IV. Problems the Indicator Solves

1. Significantly Reduced Moving Average Lag

DEMA’s most critical contribution is the dramatic reduction of the lag inherent in EMA. At trend reversals, DEMA can signal several periods ahead of EMA.

2. Rapid Trend Identification

Due to its low lag, DEMA is better suited for detecting short-term trend changes. When price breaks through DEMA, the signal’s timeliness is far superior to SMA and EMA.
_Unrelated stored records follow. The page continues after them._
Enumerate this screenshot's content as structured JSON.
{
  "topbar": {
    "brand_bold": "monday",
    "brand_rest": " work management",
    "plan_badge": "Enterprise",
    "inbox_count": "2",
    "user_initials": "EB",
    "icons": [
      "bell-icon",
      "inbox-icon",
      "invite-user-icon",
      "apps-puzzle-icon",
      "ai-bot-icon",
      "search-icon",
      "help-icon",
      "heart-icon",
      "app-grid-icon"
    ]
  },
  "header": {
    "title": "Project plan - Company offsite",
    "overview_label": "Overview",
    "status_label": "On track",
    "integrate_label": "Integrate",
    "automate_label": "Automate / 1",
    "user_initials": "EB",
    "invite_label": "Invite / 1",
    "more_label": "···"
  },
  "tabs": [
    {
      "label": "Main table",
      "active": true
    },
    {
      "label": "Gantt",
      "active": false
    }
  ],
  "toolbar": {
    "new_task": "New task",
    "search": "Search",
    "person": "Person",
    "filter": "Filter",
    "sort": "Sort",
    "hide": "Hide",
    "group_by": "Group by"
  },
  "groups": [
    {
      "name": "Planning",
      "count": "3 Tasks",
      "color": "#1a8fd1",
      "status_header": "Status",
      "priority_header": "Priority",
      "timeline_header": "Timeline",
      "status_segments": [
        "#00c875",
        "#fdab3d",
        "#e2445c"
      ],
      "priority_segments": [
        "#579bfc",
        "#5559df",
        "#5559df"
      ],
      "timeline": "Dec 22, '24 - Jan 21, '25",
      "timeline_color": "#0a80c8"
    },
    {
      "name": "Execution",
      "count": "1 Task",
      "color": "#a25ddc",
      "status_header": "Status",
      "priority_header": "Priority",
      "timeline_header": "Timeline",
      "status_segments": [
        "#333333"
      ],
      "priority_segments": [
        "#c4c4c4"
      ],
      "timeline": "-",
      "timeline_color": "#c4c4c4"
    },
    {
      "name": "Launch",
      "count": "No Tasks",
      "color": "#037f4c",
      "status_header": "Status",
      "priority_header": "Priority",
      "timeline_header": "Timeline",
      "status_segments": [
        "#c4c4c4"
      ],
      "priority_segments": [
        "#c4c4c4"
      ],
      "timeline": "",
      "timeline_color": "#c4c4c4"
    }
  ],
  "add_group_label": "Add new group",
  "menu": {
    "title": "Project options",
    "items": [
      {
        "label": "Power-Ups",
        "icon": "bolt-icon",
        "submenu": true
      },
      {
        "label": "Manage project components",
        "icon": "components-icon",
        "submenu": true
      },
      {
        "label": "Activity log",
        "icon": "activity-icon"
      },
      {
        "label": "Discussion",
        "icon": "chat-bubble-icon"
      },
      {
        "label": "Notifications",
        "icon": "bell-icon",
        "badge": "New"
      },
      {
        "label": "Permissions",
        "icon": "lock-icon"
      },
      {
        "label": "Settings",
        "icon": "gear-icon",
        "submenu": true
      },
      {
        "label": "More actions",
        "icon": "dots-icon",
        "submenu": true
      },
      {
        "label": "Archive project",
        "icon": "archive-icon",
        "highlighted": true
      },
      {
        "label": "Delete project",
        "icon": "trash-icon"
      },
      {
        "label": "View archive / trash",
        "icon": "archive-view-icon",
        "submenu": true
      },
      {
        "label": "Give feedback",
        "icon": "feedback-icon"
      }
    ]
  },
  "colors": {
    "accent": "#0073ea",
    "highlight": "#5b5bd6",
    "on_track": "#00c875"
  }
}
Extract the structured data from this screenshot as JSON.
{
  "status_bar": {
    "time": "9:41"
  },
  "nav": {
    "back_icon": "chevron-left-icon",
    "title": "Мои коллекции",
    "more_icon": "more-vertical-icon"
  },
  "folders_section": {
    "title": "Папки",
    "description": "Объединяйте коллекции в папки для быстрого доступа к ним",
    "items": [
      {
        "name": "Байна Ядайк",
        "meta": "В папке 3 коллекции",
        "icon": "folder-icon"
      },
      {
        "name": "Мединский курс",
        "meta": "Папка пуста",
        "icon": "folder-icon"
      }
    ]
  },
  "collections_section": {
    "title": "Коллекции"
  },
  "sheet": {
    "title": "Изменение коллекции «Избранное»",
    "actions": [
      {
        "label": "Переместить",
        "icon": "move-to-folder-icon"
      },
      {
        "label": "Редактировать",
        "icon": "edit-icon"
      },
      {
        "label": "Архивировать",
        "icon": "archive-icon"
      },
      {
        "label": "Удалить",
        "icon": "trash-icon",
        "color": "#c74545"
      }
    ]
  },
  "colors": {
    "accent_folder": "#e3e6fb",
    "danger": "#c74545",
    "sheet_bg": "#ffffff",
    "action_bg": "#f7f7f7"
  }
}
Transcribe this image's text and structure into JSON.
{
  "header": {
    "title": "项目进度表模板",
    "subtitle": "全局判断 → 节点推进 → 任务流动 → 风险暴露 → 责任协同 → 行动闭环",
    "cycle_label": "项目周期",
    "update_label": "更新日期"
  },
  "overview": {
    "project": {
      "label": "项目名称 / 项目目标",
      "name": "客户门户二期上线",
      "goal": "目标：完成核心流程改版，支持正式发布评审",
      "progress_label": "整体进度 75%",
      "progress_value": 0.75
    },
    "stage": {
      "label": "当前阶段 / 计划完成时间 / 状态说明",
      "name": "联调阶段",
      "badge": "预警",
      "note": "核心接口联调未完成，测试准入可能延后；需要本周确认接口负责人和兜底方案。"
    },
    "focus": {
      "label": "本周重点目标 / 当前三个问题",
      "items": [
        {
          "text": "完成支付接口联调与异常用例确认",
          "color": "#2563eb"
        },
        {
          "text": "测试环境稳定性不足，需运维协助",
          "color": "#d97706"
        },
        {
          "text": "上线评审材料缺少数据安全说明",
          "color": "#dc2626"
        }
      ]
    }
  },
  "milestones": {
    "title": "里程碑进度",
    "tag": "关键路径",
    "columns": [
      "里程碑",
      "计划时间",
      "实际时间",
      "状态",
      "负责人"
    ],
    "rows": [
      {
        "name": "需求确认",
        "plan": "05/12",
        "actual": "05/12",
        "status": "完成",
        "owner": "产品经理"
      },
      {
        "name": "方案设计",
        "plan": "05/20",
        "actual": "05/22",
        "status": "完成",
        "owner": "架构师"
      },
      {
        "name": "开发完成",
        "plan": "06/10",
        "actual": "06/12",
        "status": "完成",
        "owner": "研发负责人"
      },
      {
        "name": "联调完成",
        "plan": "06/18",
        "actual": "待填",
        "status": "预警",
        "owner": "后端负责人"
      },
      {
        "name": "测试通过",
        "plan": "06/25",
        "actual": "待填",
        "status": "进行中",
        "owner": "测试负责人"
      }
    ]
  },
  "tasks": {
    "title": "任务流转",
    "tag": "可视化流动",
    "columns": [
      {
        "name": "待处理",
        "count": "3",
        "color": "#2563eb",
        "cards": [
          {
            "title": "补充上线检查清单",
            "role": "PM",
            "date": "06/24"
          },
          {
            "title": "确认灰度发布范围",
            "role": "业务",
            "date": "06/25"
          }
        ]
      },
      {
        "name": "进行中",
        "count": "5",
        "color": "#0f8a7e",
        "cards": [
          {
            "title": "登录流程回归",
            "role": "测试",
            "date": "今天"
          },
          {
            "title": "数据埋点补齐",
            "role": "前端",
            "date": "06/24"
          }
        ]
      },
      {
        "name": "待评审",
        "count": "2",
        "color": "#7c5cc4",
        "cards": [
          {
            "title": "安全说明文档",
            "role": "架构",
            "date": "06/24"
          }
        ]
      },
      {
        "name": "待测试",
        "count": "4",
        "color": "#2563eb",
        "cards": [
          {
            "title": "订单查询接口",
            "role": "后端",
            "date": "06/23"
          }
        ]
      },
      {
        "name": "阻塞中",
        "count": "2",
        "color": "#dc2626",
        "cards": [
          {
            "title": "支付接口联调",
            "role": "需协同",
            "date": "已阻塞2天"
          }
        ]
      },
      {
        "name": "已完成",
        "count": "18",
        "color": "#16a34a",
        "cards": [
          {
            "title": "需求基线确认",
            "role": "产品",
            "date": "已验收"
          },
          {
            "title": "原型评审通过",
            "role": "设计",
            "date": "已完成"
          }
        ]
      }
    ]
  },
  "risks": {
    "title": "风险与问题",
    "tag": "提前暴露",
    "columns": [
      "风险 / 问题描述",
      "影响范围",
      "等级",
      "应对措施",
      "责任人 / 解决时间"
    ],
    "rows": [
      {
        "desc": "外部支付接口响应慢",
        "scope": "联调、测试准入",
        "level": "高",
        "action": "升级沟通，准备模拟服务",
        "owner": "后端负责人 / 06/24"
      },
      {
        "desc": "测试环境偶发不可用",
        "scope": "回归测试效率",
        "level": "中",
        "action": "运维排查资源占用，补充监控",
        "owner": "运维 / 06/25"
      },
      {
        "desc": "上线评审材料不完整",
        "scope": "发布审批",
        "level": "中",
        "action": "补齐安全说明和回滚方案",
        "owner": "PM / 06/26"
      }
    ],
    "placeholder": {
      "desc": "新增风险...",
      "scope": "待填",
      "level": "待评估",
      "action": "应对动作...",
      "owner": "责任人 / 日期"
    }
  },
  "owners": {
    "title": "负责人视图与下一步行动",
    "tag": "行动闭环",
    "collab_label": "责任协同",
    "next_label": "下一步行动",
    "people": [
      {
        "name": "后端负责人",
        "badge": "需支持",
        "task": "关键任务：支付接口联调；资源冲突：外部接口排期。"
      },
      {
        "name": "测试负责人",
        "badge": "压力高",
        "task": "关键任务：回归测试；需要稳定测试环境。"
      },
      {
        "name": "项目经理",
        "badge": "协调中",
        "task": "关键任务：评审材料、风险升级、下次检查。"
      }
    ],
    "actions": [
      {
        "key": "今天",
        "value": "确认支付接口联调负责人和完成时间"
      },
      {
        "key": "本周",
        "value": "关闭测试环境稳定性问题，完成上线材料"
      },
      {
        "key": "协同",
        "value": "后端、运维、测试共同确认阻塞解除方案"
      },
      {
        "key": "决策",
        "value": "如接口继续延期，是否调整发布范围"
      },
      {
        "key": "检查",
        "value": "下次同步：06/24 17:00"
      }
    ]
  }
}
3. Improved Crossover Strategies

In moving average crossover strategies, replacing EMA/SMA with DEMA can:

  • Enter trends earlier
  • Reduce profit give-back at the end of trends
  • Decrease signal delay in ranging markets

4. Smoothing Component for Other Indicators

DEMA can replace EMA in the smoothing calculations of other indicators, for example:

  • DEMA-based MACD: Using DEMA(12) and DEMA(26) instead of traditional EMA
  • DEMA envelopes
Watch for Over-Sensitivity

DEMA’s low-lag property also means it is more sensitive to price noise. In ranging markets, DEMA may generate more false signals than EMA. It is recommended to use it alongside trend strength indicators such as ATR or ADX.


V. Advantages, Disadvantages, and Use Cases

Advantages

AdvantageDescription
Very low lagLag is approximately half that of EMA; captures trend reversals more promptly
Maintains smoothnessDespite low lag, the curve remains reasonably smooth
Simple calculationOnly requires two EMA operations and one linear combination
Universal substituteCan serve as a low-lag replacement for EMA in any scenario

Disadvantages

DisadvantageDescription
Noise sensitiveThe cost of low lag is higher sensitivity to short-term fluctuations
May overshootDuring sharp price reversals, DEMA may overshoot
Poor in ranging marketsTends to generate frequent false signals in trendless conditions
Longer startup periodRequires initialization data for two layers of EMA; effective output starts later

Use Cases

  • Markets with clear trends: Medium to strong unidirectional movements
  • Short to medium-term trading: Trading styles requiring fast response
  • EMA replacement: In strategies sensitive to lag, substitute EMA with DEMA

Comparison with Similar Indicators

FeatureSMAEMADEMATEMA
LagHighestMediumLowerLowest
SmoothnessHighestHighMediumLower
Noise sensitivityLowMediumHigherHighest
Overshoot riskNoneNoneSlightNotable
Computation layers1123
Practical Advice
  1. DEMA works best when combined with a trend filter (e.g., ADX > 25), leveraging its low-lag advantage when trends exist while avoiding false signals during consolidation.
  2. If DEMA still feels too slow, try TEMA; if it feels too sensitive, consider increasing the period parameter.
  3. When backtesting, compare DEMA and EMA strategies with special attention to differences in maximum drawdown and signal frequency.